Amrita Pritam | |
---|---|
Born | Amrit Kaur 31 August 1919 Gujranwala, Punjab Province, British India (now Punjab, Pakistan) |
Died | 31 October 2005 Delhi, India | (aged 86)
Occupation | Novelist, poet, essayist |
Nationality | Indian |
Period | 1936–2005 |
Genre | poetry, prose, autobiography |
Subject | Partition of India, Women, Dream |
Literary movement | Romantic-Progressivism |
Notable works | Pinjar (novel) Ajj aakhaan Waris Shah nu (poem) Suneray (poem) |
Notable awards | Sahitya Akademi Award (1956) Padma Shri (1969) Bharatiya Jnanpith (1981) Shatabdi Samman (2000) Padma Vibhushan (2004) |
Spouse | Pritam Singh |
Partner | Imroz |
Children | 2 |
Member of Parliament, Rajya Sabha | |
In office 12 May 1986 – 11 May 1992 | |
Constituency | Nominated |
Amrita Pritam ([əm.mɾɪt̪ɑː pɾiːt̪əm] ; 31 August 1919 – 31 October 2005) was an Indian novelist, essayist and poet, who wrote in Punjabi and Hindi.[1] A prominent figure in Punjabi literature, she is the recipient of the 1956 Sahitya Akademi Award. Her body of work comprised over 100 books of poetry, fiction, biographies, essays, a collection of Punjabi folk songs and an autobiography that were all translated into several Indian and foreign languages.[2][3]
Pritam is best remembered for her poignant poem, Ajj aakhaan Waris Shah nu (Today I invoke Waris Shah – "Ode to Waris Shah"), an elegy to the 18th-century Punjabi poet, and an expression of her anguish over massacres during the partition of British India.

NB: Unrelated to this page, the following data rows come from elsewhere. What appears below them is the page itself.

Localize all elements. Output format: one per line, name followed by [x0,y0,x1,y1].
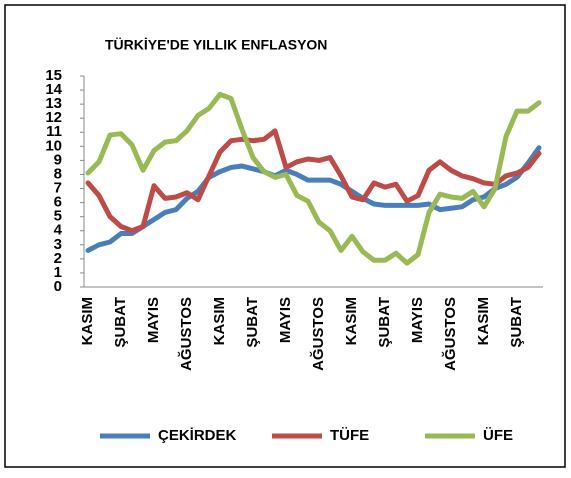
x-tick-label: KASIM [475,297,492,345]
y-tick-label: 8 [54,165,62,182]
y-tick-label: 4 [54,222,63,239]
chart-title: TÜRKİYE'DE YILLIK ENFLASYON [105,37,327,53]
series-line [85,91,542,266]
y-tick-label: 9 [54,151,62,168]
x-tick-label: AĞUSTOS [309,297,327,371]
y-tick-label: 2 [54,250,62,267]
x-tick-label: ŞUBAT [376,297,393,348]
x-tick-label: AĞUSTOS [177,297,195,371]
x-tick-label: ŞUBAT [508,297,525,348]
y-tick-label: 10 [45,137,62,154]
y-tick-label: 15 [45,67,62,84]
y-tick-label: 0 [54,278,62,295]
legend-label: ÜFE [483,427,513,444]
x-tick-label: KASIM [343,297,360,345]
x-tick-label: AĞUSTOS [441,297,459,371]
x-tick-label: KASIM [79,297,96,345]
x-tick-label: MAYIS [145,297,162,343]
legend-label: ÇEKİRDEK [158,427,237,444]
y-tick-label: 1 [54,264,62,281]
x-tick-label: ŞUBAT [244,297,261,348]
x-tick-label: KASIM [211,297,228,345]
legend-label: TÜFE [330,427,369,444]
y-tick-label: 14 [45,81,62,98]
series-line [85,145,542,253]
y-tick-label: 12 [45,109,62,126]
y-tick-label: 3 [54,236,62,253]
y-tick-label: 5 [54,208,62,225]
y-tick-label: 6 [54,194,62,211]
x-tick-label: MAYIS [277,297,294,343]
chart-border [4,4,566,468]
x-tick-label: MAYIS [409,297,426,343]
series-line [85,128,542,234]
y-tick-label: 11 [46,123,62,140]
x-tick-label: ŞUBAT [112,297,129,348]
y-tick-label: 13 [45,95,62,112]
y-tick-label: 7 [54,180,62,197]
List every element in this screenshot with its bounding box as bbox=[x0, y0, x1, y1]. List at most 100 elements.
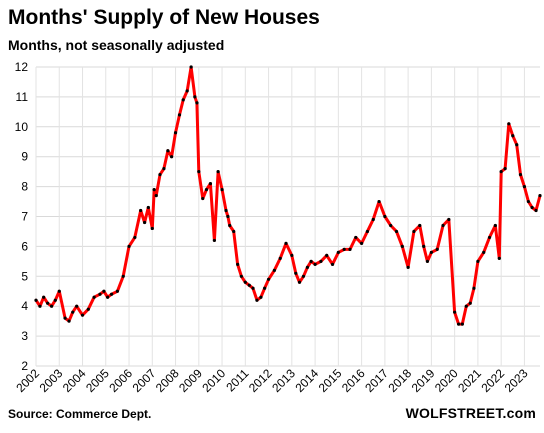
data-point bbox=[422, 244, 426, 248]
data-point bbox=[294, 271, 298, 275]
data-point bbox=[177, 113, 182, 117]
data-point bbox=[57, 289, 61, 293]
data-point bbox=[272, 268, 276, 272]
data-point bbox=[42, 295, 46, 299]
y-tick-label: 6 bbox=[21, 239, 28, 253]
data-point bbox=[185, 89, 189, 93]
y-tick-label: 11 bbox=[16, 90, 29, 104]
data-point bbox=[526, 199, 530, 204]
data-point bbox=[342, 247, 346, 251]
data-point bbox=[456, 322, 461, 326]
y-tick-label: 8 bbox=[21, 180, 28, 194]
data-point bbox=[92, 295, 96, 299]
data-point bbox=[228, 223, 232, 228]
data-point bbox=[71, 310, 75, 314]
data-point bbox=[193, 95, 197, 99]
x-tick-label: 2023 bbox=[502, 366, 531, 395]
data-point bbox=[487, 235, 492, 240]
data-point bbox=[181, 98, 185, 102]
x-tick-label: 2014 bbox=[292, 366, 321, 395]
y-tick-label: 10 bbox=[15, 120, 29, 134]
x-tick-label: 2006 bbox=[106, 366, 135, 395]
x-tick-label: 2015 bbox=[316, 366, 345, 395]
data-point bbox=[86, 307, 90, 311]
data-point bbox=[360, 241, 364, 246]
data-point bbox=[197, 170, 201, 174]
series-line bbox=[34, 65, 542, 326]
data-point bbox=[534, 208, 538, 213]
data-point bbox=[394, 229, 399, 234]
data-point bbox=[389, 223, 393, 228]
data-point bbox=[435, 247, 439, 251]
y-tick-label: 5 bbox=[21, 269, 28, 283]
x-tick-label: 2013 bbox=[269, 366, 298, 395]
x-tick-label: 2002 bbox=[13, 366, 42, 395]
x-tick-label: 2012 bbox=[246, 366, 275, 395]
data-point bbox=[102, 289, 106, 293]
data-point bbox=[208, 182, 213, 186]
data-point bbox=[121, 274, 125, 278]
x-tick-label: 2008 bbox=[153, 366, 182, 395]
x-tick-label: 2017 bbox=[362, 366, 391, 395]
x-tick-label: 2009 bbox=[176, 366, 205, 395]
data-point bbox=[319, 259, 323, 263]
data-point bbox=[530, 205, 534, 210]
y-tick-label: 4 bbox=[21, 299, 28, 313]
data-point bbox=[472, 286, 476, 290]
data-point bbox=[226, 214, 230, 219]
chart-subtitle: Months, not seasonally adjusted bbox=[8, 37, 225, 53]
data-point bbox=[143, 220, 147, 225]
data-point bbox=[290, 253, 294, 257]
data-point bbox=[127, 244, 131, 248]
data-point bbox=[80, 313, 85, 317]
data-point bbox=[243, 280, 247, 284]
grid-lines bbox=[35, 66, 540, 367]
x-tick-label: 2005 bbox=[83, 366, 112, 395]
data-point bbox=[538, 193, 542, 198]
y-tick-label: 3 bbox=[21, 329, 28, 343]
data-point bbox=[195, 101, 199, 105]
data-point bbox=[263, 286, 267, 290]
data-point bbox=[507, 122, 511, 126]
data-point bbox=[189, 65, 193, 69]
data-point bbox=[301, 274, 306, 278]
data-point bbox=[418, 223, 422, 228]
x-tick-label: 2007 bbox=[130, 366, 159, 395]
data-point bbox=[38, 304, 42, 308]
data-point bbox=[239, 274, 243, 278]
data-point bbox=[365, 229, 370, 234]
data-point bbox=[201, 196, 205, 201]
data-point bbox=[49, 304, 54, 308]
data-point bbox=[429, 250, 433, 254]
x-tick-label: 2022 bbox=[478, 366, 507, 395]
data-point bbox=[518, 173, 523, 177]
data-point bbox=[406, 265, 410, 269]
data-point bbox=[220, 187, 224, 192]
data-point bbox=[522, 185, 527, 189]
data-point bbox=[115, 289, 120, 293]
data-point bbox=[166, 149, 170, 153]
data-point bbox=[173, 131, 178, 135]
x-tick-label: 2003 bbox=[37, 366, 66, 395]
data-point bbox=[169, 155, 174, 159]
data-point bbox=[482, 250, 486, 254]
data-point bbox=[158, 173, 162, 177]
data-point bbox=[278, 256, 282, 260]
y-axis-ticks: 2 3 4 5 6 7 8 9 10 11 12 bbox=[15, 60, 29, 373]
data-point bbox=[284, 241, 288, 246]
data-point bbox=[133, 235, 137, 240]
data-point bbox=[400, 244, 404, 248]
data-point bbox=[139, 208, 143, 213]
data-point bbox=[515, 143, 519, 147]
data-point bbox=[109, 292, 114, 296]
data-point bbox=[354, 235, 358, 240]
data-point bbox=[162, 167, 166, 171]
data-point bbox=[464, 304, 468, 308]
data-point bbox=[511, 134, 515, 138]
data-point bbox=[266, 277, 271, 281]
data-point bbox=[309, 259, 313, 263]
data-point bbox=[425, 259, 430, 263]
data-point bbox=[216, 170, 220, 174]
data-point bbox=[98, 292, 102, 296]
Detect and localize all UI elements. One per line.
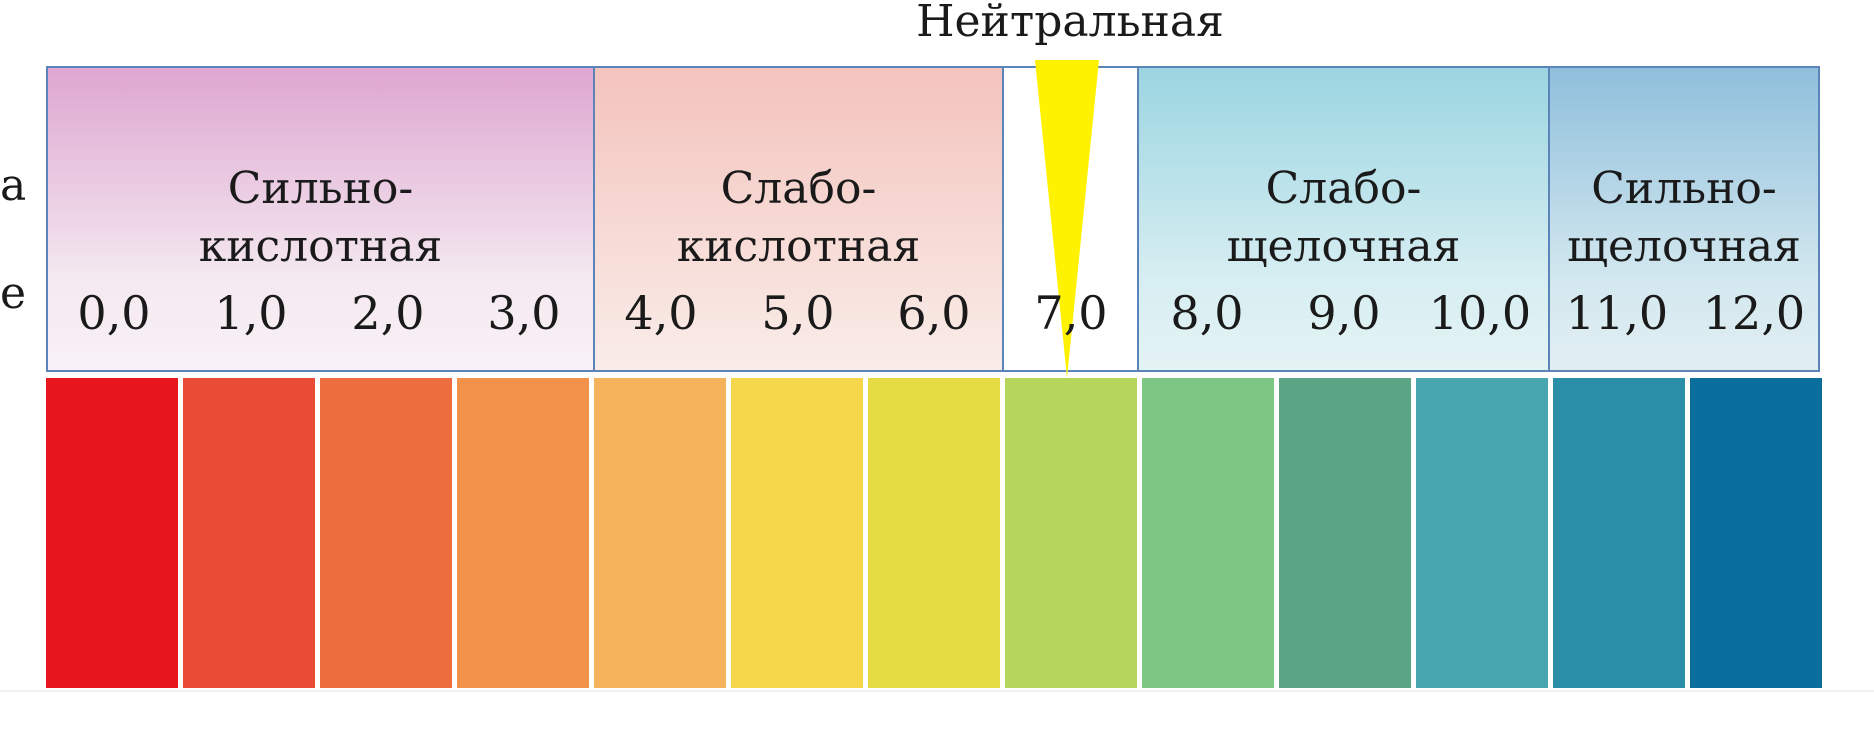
zone-strong-base-label: Сильно- щелочная bbox=[1567, 163, 1801, 272]
zone-weak-acid: Слабо- кислотная bbox=[593, 66, 1004, 372]
ph-tick: 8,0 bbox=[1170, 286, 1244, 340]
ph-tick: 0,0 bbox=[77, 286, 151, 340]
color-swatch bbox=[731, 378, 863, 688]
color-swatch bbox=[1553, 378, 1685, 688]
color-swatch bbox=[1142, 378, 1274, 688]
ph-tick: 3,0 bbox=[487, 286, 561, 340]
cut-off-letter-top: а bbox=[0, 160, 27, 211]
ph-tick: 6,0 bbox=[897, 286, 971, 340]
zone-strong-base: Сильно- щелочная bbox=[1548, 66, 1820, 372]
color-swatch bbox=[457, 378, 589, 688]
cut-off-letter-bottom: е bbox=[0, 268, 27, 319]
color-swatch bbox=[1690, 378, 1822, 688]
color-swatch bbox=[1416, 378, 1548, 688]
color-swatch bbox=[183, 378, 315, 688]
ph-tick: 5,0 bbox=[761, 286, 835, 340]
ph-tick: 10,0 bbox=[1428, 286, 1532, 340]
ph-tick: 11,0 bbox=[1565, 286, 1669, 340]
ph-tick: 12,0 bbox=[1702, 286, 1806, 340]
ph-tick: 9,0 bbox=[1307, 286, 1381, 340]
zone-strong-acid-label: Сильно- кислотная bbox=[198, 163, 443, 272]
neutral-label: Нейтральная bbox=[916, 0, 1224, 47]
color-swatch bbox=[594, 378, 726, 688]
zone-weak-acid-label: Слабо- кислотная bbox=[676, 163, 921, 272]
ph-value-row: 0,0 1,0 2,0 3,0 4,0 5,0 6,0 7,0 8,0 9,0 … bbox=[0, 283, 1874, 343]
divider bbox=[0, 690, 1874, 692]
color-swatch bbox=[320, 378, 452, 688]
zone-weak-base: Слабо- щелочная bbox=[1137, 66, 1550, 372]
color-swatch bbox=[1005, 378, 1137, 688]
zone-weak-base-label: Слабо- щелочная bbox=[1226, 163, 1461, 272]
ph-tick: 7,0 bbox=[1034, 286, 1108, 340]
zone-strong-acid: Сильно- кислотная bbox=[46, 66, 595, 372]
ph-tick: 1,0 bbox=[214, 286, 288, 340]
color-swatch bbox=[868, 378, 1000, 688]
neutral-pointer-icon bbox=[1035, 60, 1099, 378]
ph-tick: 4,0 bbox=[624, 286, 698, 340]
color-swatch bbox=[46, 378, 178, 688]
ph-tick: 2,0 bbox=[351, 286, 425, 340]
color-swatch bbox=[1279, 378, 1411, 688]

As a novelist, her most noted work was Pinjar ("The Skeleton", 1950), in which she created her memorable character, Puro, an epitome of violence against women, loss of humanity and ultimate surrender to existential fate; the novel was made into an award-winning film, Pinjar (2003).[4][5]
When British India was partitioned into the independent states of India and Pakistan in 1947, she migrated from Lahore to India, though she remained equally popular in Pakistan throughout her life, as compared to her contemporaries like Mohan Singh and Shiv Kumar Batalvi.
Pritam's magnum opus, the long poem Sunehade, won her the 1956 Sahitya Akademi Award, making her the first and the only woman to have been given the award for a work in Punjabi.[6] She received the Jnanpith Award, one of India's highest literary awards, in 1982 for Kagaz Te Canvas ("The Paper and the Canvas"). She was awarded the Padma Shri in 1969, and the Padma Vibhushan, India's second highest civilian award, in 2004. In that same year she was honoured with India's highest literary award given by the Sahitya Akademi (India's Academy of Letters), the Sahitya Akademi Fellowship, awarded to the "immortals of literature" for lifetime achievement.[7]